To date, little is known about the profiles of circulating suPAR in relation to heart disease progression. suPAR can exist in the full-length form consisting all domains of DI-DII-DIII or in the cleaved forms of DI and DII-DIII. These cleaved forms may be present to carry out distinct functions for compensatory mechanisms related to cardiovascular disease progression. Our preliminary work has further confirmed that these cleaved forms of suPAR exist in the circulation of patients with acute breathlessness, but measurement systems currently do not provide information regarding the abundance or differences in suPAR forms that may be present in circulation. The objective of this project is to extend on this work, and to uncover suPAR cleaved-forms in the human plasma of individuals after onset of acute coronary syndrome. This may identify a new class of biomarkers that is specific to cardiovascular disease.

Aim

This study will provide the first description of suPAR cleaved forms in heart disease. This may lead to a new class of blood markers that are more specific for heart disease to better guide patient management.

Method

suPAR cleaved products are expected to be present as either full length; suPARI-II-III, or suPARI and suPARII-III, represented by the following molecular weights (MW); 37-60kDa, ~10kDa and ~25kDa, respectively.
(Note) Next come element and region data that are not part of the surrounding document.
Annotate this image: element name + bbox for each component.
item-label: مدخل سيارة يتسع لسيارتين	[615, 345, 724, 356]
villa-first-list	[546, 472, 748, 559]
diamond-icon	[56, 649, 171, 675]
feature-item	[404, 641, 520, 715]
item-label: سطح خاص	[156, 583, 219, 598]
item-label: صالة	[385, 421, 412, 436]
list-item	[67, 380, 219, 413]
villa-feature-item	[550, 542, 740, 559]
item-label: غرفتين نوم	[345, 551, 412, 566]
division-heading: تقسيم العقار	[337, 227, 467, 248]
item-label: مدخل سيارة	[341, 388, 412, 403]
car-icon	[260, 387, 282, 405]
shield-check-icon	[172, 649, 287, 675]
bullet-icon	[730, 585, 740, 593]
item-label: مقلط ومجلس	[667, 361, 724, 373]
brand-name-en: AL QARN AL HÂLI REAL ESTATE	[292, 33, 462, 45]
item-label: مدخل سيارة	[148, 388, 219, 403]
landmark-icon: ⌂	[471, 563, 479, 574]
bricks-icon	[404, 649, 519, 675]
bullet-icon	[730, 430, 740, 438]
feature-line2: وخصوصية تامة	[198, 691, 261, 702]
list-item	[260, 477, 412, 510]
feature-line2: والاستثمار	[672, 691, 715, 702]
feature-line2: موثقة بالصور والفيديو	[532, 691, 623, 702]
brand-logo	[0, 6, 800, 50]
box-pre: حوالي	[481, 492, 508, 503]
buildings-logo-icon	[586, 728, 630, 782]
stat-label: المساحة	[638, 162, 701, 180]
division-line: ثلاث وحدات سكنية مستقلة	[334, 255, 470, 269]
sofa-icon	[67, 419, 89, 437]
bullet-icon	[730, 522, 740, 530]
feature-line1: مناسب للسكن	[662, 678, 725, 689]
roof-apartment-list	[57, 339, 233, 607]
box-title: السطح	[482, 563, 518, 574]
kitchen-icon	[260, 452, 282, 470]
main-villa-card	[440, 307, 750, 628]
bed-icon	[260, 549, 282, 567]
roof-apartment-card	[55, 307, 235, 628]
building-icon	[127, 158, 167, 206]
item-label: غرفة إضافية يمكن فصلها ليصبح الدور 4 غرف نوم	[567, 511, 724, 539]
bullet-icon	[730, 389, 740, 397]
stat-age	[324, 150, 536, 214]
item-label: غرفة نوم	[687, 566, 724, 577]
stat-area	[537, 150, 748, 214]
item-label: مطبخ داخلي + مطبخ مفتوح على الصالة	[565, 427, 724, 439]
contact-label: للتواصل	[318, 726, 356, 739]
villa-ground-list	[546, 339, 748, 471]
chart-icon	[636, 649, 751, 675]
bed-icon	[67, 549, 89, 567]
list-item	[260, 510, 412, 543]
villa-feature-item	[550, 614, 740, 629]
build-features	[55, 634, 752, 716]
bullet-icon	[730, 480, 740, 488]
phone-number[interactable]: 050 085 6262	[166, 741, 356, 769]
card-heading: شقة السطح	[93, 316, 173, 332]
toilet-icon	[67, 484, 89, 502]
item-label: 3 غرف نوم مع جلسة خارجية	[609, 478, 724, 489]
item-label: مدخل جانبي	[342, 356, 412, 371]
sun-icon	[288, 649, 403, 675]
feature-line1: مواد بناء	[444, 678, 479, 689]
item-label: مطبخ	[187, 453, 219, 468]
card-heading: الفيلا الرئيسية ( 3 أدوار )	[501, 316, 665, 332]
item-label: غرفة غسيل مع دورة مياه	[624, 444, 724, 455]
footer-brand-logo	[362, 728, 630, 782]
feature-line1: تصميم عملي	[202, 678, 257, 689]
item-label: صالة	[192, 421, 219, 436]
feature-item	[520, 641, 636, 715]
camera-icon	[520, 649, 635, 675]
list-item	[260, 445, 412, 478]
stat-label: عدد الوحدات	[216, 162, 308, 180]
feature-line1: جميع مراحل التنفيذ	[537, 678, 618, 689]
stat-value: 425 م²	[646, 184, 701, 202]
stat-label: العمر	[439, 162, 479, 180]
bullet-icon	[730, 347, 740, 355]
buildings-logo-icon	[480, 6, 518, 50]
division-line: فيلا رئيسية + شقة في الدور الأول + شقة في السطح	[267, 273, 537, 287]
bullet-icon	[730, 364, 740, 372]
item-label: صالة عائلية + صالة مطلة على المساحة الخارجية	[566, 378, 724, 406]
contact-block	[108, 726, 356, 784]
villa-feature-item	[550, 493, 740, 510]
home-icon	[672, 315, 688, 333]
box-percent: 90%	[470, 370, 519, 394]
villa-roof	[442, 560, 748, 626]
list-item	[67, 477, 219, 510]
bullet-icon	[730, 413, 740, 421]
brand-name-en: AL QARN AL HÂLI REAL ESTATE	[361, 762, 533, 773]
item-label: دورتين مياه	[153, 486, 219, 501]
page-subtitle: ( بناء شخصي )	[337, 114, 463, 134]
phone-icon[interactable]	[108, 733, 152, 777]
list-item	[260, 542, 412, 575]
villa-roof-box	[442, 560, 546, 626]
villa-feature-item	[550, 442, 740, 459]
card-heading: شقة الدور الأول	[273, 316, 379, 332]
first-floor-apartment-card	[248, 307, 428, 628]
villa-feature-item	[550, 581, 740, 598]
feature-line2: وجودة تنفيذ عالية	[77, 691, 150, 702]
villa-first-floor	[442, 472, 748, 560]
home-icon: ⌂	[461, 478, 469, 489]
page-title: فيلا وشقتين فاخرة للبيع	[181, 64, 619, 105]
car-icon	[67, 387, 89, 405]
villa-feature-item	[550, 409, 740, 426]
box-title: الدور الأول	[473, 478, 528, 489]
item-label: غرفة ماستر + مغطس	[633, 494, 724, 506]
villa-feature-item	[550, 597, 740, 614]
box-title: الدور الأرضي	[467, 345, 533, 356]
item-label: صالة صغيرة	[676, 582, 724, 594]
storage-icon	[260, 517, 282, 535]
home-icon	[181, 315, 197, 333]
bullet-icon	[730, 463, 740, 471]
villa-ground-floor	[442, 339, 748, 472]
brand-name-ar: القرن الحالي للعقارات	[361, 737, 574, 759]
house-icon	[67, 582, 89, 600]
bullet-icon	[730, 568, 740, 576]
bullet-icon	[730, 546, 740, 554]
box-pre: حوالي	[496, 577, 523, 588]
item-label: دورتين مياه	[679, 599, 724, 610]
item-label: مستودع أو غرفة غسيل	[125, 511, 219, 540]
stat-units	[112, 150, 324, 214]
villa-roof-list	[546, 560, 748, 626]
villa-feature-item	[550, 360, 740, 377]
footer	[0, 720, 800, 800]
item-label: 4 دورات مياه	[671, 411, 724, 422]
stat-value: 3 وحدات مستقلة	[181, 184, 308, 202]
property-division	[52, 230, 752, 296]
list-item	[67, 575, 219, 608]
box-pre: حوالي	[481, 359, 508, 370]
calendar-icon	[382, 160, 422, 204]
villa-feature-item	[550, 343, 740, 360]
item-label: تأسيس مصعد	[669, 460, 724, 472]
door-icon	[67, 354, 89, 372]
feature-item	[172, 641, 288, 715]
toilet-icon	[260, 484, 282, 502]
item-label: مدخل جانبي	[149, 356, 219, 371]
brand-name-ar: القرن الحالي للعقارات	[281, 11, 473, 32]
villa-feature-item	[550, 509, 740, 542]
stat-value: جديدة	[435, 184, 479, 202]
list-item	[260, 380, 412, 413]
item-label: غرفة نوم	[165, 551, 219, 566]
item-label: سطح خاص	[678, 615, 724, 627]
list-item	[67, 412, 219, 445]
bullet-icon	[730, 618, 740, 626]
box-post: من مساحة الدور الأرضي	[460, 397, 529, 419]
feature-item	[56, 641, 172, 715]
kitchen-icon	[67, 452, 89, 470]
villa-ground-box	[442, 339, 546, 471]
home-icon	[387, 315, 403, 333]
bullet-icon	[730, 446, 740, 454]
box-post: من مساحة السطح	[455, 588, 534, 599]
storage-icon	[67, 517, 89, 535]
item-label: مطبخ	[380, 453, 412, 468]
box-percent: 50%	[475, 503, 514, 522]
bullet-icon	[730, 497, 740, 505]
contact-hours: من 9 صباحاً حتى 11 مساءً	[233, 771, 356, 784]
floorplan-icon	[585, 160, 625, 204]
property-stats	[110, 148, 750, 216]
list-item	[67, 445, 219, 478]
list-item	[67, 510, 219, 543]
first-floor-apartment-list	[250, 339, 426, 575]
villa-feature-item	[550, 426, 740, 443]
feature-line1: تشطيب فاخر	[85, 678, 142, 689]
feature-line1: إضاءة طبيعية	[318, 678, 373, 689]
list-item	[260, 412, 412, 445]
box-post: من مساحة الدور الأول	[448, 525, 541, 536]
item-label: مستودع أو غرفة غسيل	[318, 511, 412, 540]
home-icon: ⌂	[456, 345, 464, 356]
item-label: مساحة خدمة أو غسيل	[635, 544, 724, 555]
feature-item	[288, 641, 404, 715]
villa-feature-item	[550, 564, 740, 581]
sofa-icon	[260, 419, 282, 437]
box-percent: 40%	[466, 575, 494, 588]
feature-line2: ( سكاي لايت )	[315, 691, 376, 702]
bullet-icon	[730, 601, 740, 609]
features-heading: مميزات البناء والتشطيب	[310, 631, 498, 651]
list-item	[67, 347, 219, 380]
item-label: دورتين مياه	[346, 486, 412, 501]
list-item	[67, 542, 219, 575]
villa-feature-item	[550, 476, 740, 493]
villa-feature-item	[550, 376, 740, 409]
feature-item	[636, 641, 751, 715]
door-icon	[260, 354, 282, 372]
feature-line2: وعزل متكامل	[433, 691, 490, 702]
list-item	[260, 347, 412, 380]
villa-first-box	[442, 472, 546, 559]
We will investigate the presence of the various circulating suPAR forms in the regional samples of 30 patients undergoing clinically invasive procedures as part of their acute coronary syndrome management. In these patients, blood samples have been collected from the femoral, renal and hepatic veins, high inferior vena cava, internal jugular vein and pulmonary artery, with matching arterial samples (9 samples per patient, stored in the Christchurch Heart Institute’s Biobank).

Firstly, we will measure suPAR concentrations using the CE-marked ELISA (ViroGates suPARnostic ®). We will compare suPAR concentrations between samples to determine potential trans-organ differences so that any uptake or production across tissue beds can give important directions towards potential bioactivity and functions underlying biomarker efficacy. To detect the presence of suPAR forms in these samples, we will further perform immunoblotting experiments. Firstly, plasma samples of patients will be immunopurified using a polyclonal suPAR antibody immobilised to a resin column (AminoLink, ThermoFisher). Eluates will be collected for further Western Blot analyses (15% SDS-PAGE gels under reducing conditions, BIORAD Clarity Max Western ECL Substrates, complete with Molecular Weight markers), and detection will be conducted using separate antibodies to suPAR-I, suPAR-II and suPAR-III (Hycult Biotech and ThermoFisher). We will document the presence suPAR cleaved forms in these regional samples, and any transorgan venous and arterial marker concentrations showing differences will be compared using paired students t-test.

Student researcher’s component of the study

To perform immunopurification of study samples and Western blotting procedures.

Student prerequisites

Students with laboratory knowledge will be advantageous, although training will be provided by Dr Chew-Harris.